Recalling April 12, 28-year-old Ruske from Colorado Springs, Colo., was on patrol with six Soldiers and two Afghan National Police officers in the Afghanya Valley, Kapisa Province, Afghanistan, when "all hades broke loose," sending his fellow Soldiers to the ground in a shallow ditch. Ruske was serving with 3rd platoon, A company, Task Force Gladiator, Combined Task Force 101.
"I was pulling rear security when the opening barrage happened and that's when the two ANP officers got hit because they were in the lead as our guides," Ruske said. "I managed to get over to the corner of this little house and started lobbing M-203 grenades and returning fire with my rifle as well."
Ruske's fellow Soldiers were able to peel back and take cover behind the building.
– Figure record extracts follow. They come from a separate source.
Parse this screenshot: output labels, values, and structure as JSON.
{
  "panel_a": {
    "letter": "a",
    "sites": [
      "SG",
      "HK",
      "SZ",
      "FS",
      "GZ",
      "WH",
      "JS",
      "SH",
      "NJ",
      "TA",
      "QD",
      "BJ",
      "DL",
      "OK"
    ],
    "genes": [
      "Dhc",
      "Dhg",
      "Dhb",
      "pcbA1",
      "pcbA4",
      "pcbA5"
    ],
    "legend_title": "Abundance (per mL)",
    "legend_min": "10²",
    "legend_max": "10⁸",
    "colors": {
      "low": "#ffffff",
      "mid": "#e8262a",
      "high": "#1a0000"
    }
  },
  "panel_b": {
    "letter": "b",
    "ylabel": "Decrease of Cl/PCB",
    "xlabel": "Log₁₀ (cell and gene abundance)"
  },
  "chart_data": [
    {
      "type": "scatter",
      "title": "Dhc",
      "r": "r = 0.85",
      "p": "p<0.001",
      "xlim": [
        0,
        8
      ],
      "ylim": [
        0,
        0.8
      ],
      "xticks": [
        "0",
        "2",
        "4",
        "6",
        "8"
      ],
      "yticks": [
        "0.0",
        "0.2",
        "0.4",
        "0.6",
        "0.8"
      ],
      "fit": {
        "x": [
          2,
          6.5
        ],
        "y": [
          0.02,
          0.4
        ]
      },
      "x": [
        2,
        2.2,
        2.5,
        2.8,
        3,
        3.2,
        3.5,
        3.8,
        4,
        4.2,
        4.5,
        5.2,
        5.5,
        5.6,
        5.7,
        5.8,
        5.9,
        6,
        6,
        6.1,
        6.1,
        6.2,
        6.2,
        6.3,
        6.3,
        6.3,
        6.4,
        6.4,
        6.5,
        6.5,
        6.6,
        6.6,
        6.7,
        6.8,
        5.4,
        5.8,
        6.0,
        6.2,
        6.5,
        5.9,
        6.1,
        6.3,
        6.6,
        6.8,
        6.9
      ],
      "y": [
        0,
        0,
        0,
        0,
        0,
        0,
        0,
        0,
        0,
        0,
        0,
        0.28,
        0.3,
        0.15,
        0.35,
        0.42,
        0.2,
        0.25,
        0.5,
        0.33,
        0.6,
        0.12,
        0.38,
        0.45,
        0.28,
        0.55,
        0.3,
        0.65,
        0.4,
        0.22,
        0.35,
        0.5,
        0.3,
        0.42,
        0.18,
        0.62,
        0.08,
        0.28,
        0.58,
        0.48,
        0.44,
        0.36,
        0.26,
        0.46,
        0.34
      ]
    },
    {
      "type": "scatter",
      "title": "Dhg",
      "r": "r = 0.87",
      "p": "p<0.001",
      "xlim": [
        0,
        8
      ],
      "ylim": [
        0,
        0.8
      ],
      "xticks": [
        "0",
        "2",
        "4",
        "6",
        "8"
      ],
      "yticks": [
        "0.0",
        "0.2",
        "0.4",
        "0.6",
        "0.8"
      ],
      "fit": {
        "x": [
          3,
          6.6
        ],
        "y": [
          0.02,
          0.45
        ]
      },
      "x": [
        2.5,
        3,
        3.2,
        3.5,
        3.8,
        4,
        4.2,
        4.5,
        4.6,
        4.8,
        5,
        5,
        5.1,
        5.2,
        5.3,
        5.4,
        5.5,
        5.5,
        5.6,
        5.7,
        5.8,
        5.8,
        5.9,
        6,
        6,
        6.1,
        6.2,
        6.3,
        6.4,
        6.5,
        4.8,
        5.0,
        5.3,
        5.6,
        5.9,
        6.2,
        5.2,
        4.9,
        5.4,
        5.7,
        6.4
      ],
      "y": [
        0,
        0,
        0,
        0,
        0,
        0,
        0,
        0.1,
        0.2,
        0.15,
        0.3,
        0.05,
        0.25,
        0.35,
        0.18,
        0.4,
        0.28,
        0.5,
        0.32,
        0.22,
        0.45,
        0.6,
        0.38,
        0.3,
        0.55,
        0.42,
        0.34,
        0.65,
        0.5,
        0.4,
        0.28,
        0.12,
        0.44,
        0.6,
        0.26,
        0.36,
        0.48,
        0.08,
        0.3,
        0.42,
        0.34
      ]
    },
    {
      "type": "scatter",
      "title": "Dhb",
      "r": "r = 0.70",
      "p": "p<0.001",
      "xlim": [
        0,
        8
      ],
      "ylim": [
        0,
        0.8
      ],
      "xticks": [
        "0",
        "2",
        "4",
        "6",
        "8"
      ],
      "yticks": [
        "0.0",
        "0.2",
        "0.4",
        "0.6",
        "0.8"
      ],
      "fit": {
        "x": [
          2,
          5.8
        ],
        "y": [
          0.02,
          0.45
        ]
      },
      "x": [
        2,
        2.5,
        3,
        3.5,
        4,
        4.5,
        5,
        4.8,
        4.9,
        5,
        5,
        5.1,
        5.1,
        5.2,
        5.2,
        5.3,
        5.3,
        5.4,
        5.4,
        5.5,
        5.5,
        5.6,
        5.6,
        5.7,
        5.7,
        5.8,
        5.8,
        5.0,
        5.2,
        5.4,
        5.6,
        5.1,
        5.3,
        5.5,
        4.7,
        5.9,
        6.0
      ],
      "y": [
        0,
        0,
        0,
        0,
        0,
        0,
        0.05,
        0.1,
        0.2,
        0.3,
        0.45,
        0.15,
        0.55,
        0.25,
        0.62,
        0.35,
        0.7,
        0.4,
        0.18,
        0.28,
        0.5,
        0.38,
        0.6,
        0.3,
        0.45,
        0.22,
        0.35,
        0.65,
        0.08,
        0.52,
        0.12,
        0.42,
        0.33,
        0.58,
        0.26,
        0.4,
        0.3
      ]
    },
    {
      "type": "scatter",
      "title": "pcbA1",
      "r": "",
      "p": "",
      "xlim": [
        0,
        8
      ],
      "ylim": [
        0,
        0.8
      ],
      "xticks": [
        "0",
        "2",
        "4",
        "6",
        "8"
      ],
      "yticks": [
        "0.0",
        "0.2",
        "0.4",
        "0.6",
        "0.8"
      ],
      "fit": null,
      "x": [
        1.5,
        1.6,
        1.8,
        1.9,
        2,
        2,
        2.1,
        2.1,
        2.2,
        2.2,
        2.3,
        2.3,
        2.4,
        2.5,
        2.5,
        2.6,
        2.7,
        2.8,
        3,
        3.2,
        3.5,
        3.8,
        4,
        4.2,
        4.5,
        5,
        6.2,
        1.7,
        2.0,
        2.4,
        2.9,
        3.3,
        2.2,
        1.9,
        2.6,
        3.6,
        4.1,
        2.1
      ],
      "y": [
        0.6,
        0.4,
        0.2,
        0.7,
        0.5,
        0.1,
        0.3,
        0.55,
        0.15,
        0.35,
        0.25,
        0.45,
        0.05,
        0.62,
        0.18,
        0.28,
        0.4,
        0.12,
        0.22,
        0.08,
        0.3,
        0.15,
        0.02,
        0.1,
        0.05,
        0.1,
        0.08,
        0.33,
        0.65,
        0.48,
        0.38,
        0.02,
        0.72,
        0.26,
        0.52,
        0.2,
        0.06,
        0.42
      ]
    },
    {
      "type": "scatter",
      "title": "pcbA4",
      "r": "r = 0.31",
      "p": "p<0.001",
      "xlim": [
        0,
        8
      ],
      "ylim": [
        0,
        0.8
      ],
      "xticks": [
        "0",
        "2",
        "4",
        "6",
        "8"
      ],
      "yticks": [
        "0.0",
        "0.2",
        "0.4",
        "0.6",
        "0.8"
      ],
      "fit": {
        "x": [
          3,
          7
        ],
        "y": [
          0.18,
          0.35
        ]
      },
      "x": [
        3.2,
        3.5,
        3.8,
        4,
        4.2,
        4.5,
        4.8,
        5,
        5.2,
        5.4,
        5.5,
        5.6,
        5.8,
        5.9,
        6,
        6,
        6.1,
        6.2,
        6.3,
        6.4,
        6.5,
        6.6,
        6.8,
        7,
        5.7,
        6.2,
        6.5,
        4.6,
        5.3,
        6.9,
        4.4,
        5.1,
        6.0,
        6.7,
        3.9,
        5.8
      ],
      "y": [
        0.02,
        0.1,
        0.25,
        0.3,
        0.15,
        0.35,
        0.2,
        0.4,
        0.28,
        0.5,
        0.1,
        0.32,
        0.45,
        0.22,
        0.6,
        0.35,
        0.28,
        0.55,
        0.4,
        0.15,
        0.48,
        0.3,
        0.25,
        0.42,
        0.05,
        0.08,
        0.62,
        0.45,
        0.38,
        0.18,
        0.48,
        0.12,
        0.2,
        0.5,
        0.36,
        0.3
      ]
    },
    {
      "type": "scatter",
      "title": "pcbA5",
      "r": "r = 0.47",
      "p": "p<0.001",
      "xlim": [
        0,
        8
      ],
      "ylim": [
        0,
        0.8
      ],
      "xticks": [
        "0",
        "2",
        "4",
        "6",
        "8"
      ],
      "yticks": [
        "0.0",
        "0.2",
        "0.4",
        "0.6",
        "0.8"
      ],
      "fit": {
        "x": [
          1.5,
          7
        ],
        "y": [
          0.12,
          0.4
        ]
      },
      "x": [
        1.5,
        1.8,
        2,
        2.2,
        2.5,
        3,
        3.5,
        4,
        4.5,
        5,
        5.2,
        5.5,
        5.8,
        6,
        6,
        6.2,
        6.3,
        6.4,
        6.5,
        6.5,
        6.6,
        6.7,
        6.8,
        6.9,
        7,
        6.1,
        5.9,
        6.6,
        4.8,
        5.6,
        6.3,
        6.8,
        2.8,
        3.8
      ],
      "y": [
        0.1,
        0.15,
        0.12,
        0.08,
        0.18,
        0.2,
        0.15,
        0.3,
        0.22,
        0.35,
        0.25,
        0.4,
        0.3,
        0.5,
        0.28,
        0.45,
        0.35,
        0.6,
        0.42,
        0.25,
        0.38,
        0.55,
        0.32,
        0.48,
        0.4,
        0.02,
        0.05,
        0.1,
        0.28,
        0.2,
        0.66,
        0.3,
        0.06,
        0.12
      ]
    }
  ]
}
He thought if he could get access to the roof or a window he would have a better angle to see the enemy. After negotiating with the house's owner, he made it to the roof when everything started exploding around him.
"Then I felt something, like a rubber band, hit me in the hip, so I fell to the roof, looked at my glove, which was covered in blood... at that point I decided the roof was not a good place to be, so I got myself off the roof," he said.
After being treated with a field dressing, Ruske found one of the ANP officers who had been ambushed was still in the field about 50 meters from where he'd been ambushed. He had managed to crawl into a small ditch for cover, but the enemy was still laying down rounds.
"I grabbed my SAW (squad automatic weapon, an M-249 light machine gun) gunner and told him to give me a nice "z" pattern on the count of three and then just empty the entire drum, to suppress the enemy's fire," Ruske said.
He and another Solder then ran out, one grabbing the policeman's arms, Ruske lifting his legs.
"I lifted his legs, not knowing that the round had hit him shattering his femur," he said. "At this point he was screaming, but we managed to carry him into the compound and get a tourniquet on his leg, then we went back to fighting."
After Ruske was medically evacuated and treated, he visited the police officer. His leg had been put back together, his other wounds treated and he was "good to go."
Looking back on everything that occurred that day, Ruske remembered how his father had been in the Army during World War II, his stepdad in the Army in the chemical corps.
"I remember hearing my grandfather's stories, the sense of pride and patriotism he had," Ruske said. "You know, what's a couple of years of my life for a country that has given me 28 years of pretty good living compared with what I've seen overseas."
"The people there are a lot like us. They want to make some money, raise their families, live their lives and be happy," he said.
As for the Silver Star he now wears for his heroic actions, Ruske remains humble.
"People in a much higher position than I made that decision, but it seems to me that I was smart enough to come up with a plan, stupid enough to try it and lucky enough to survive it," he said. "It means I was doing my job."